Monday, November 24, 2014

Land of Grand Trees!

Connecticut is a land of grand trees!  The hardwood forest is tall and thick, strong and bending, and colorful and dark.  There are oaks, birch, hickory, maple, pines, hemlock, ash, cottonwood among others, each with their own texture, form, and place.  They can be a wall; hiding the lay of the land, make distances greater, and muffle sounds.  They can be individual with great presence, keeping the secrets of a centenarian.  The trees are so beautiful!  I love walking among them, recognizing both species and individuals, quieting my thoughts and just drinking in the peacefulness they offer.

There are many trees that I admire growing in my neighborhood.  The Red Oak above is listed on the Notable Trees of Connecticut. It is less than a mile from my house on Juniper Hill Farm.  I could see it from the road and even though it was a little weird I asked permission to photograph it.  Such an amazing tree.  The Red Oak is one of the last to loose it's leaves.  The top picture is in November and the bottom in October.  Another fantastic Red Oak within 10 miles is the famous Ashford Oak.  It was the largest Red Oak in the US for years, but sadly it has dropped some of it's limbs and now is in decline.  The tree is just off the route 44, which is the oldest hwy between Boston and Hartford and George Washington really could have stopped here!  But really the best trees are the ones I can walk to, that are landmarks, friends, and make the area around the house so special.

The Ashford Oak

 A stately Maple in the woods near the house.  I've notice the largest trees seem to be the ones that are growing along old stonewalls.  That's because in the olden days, the fields would have been cleared for growing crops and only trees along the stonewall would have survived so they are the biggest and oldest.

I have found photographing trees to be a challenge!  It is hard to show what you eyes drink in.  A close up picture shows the texture and over arching branches, but loses the height and feels awkward.

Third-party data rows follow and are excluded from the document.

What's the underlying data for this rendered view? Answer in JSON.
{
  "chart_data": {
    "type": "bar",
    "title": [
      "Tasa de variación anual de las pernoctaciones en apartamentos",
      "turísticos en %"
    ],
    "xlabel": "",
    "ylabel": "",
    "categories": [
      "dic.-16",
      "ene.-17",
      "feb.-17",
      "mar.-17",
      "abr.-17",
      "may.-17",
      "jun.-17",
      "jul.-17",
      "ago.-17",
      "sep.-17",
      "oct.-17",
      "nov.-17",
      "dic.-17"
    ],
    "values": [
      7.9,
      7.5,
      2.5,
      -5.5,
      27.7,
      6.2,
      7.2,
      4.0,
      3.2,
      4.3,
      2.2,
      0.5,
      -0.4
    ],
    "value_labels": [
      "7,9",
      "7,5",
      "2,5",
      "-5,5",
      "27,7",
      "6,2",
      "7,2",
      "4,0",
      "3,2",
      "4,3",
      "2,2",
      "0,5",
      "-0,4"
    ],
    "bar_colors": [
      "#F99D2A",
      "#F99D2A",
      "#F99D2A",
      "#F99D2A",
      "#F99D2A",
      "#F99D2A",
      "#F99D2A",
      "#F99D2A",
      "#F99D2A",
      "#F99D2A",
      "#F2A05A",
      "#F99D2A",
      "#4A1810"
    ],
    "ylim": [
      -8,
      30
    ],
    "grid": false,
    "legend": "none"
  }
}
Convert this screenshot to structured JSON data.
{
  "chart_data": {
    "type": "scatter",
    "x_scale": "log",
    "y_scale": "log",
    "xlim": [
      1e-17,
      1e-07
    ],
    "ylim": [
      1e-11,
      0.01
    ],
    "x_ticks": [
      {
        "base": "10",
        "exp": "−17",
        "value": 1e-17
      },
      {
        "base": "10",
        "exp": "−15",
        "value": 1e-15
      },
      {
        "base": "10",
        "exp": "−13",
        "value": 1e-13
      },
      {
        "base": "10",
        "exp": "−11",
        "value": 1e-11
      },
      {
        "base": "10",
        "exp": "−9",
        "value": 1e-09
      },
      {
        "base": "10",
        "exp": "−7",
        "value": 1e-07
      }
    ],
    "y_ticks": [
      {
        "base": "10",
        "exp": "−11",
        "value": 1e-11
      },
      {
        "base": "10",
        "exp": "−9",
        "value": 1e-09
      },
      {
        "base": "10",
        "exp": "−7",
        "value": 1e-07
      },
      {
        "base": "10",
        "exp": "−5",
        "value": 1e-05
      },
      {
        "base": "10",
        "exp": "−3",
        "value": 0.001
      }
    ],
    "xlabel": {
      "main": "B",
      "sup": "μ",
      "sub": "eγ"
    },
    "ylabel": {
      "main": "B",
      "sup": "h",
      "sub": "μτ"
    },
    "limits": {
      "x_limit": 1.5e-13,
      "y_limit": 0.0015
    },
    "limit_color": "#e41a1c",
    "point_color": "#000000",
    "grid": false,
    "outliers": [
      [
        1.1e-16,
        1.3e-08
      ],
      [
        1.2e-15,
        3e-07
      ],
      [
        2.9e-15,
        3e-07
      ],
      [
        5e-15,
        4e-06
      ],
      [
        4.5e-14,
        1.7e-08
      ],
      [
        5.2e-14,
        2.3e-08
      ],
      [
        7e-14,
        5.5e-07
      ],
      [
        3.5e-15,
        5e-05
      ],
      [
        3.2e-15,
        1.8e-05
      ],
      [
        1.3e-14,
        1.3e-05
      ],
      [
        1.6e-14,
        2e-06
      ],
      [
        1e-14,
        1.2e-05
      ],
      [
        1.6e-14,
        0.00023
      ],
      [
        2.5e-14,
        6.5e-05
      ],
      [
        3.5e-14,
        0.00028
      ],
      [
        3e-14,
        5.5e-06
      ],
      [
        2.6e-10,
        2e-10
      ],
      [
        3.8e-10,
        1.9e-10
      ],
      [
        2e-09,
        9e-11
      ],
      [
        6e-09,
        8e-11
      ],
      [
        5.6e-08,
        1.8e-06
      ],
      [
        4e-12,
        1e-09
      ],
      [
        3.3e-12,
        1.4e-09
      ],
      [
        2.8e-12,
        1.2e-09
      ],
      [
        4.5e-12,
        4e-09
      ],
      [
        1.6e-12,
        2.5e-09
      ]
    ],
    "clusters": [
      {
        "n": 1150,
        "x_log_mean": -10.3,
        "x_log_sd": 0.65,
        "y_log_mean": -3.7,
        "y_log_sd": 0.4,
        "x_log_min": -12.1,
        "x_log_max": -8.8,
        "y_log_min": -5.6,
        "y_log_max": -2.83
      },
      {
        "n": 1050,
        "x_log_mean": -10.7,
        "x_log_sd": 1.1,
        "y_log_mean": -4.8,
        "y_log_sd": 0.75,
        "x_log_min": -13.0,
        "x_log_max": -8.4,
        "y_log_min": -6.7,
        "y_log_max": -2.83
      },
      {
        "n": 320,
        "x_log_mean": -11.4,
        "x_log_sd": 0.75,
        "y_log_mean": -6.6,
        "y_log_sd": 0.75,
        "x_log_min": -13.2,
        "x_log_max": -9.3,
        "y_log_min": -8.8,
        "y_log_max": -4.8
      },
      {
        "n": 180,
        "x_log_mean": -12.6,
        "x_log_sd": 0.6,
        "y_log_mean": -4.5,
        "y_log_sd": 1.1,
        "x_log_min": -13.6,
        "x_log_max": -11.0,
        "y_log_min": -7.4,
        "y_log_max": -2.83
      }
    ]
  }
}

Far away the tree seems smaller, is shaded the tree's own shadow, or is lost among the trees.  To show the texture and size and light and presence makes me admire landscape and nature photographers who succeed.  I do admit that I don't practice enough with three dogs towing me along bringing my clunky camera along doesn't always happen.  Still the trees are wonderful.  I've written a few other posts where trees of Connecticut play a big role and here is one of my favorites, Rambles.

An interesting side note:  this is a bearing tree
One that can help you get your bearings!
In AZ officials place a stake in the ground with longitude and latitude information.
In CT, they place it on a large tree, because a stake would soon be lost under leaves and vegetation.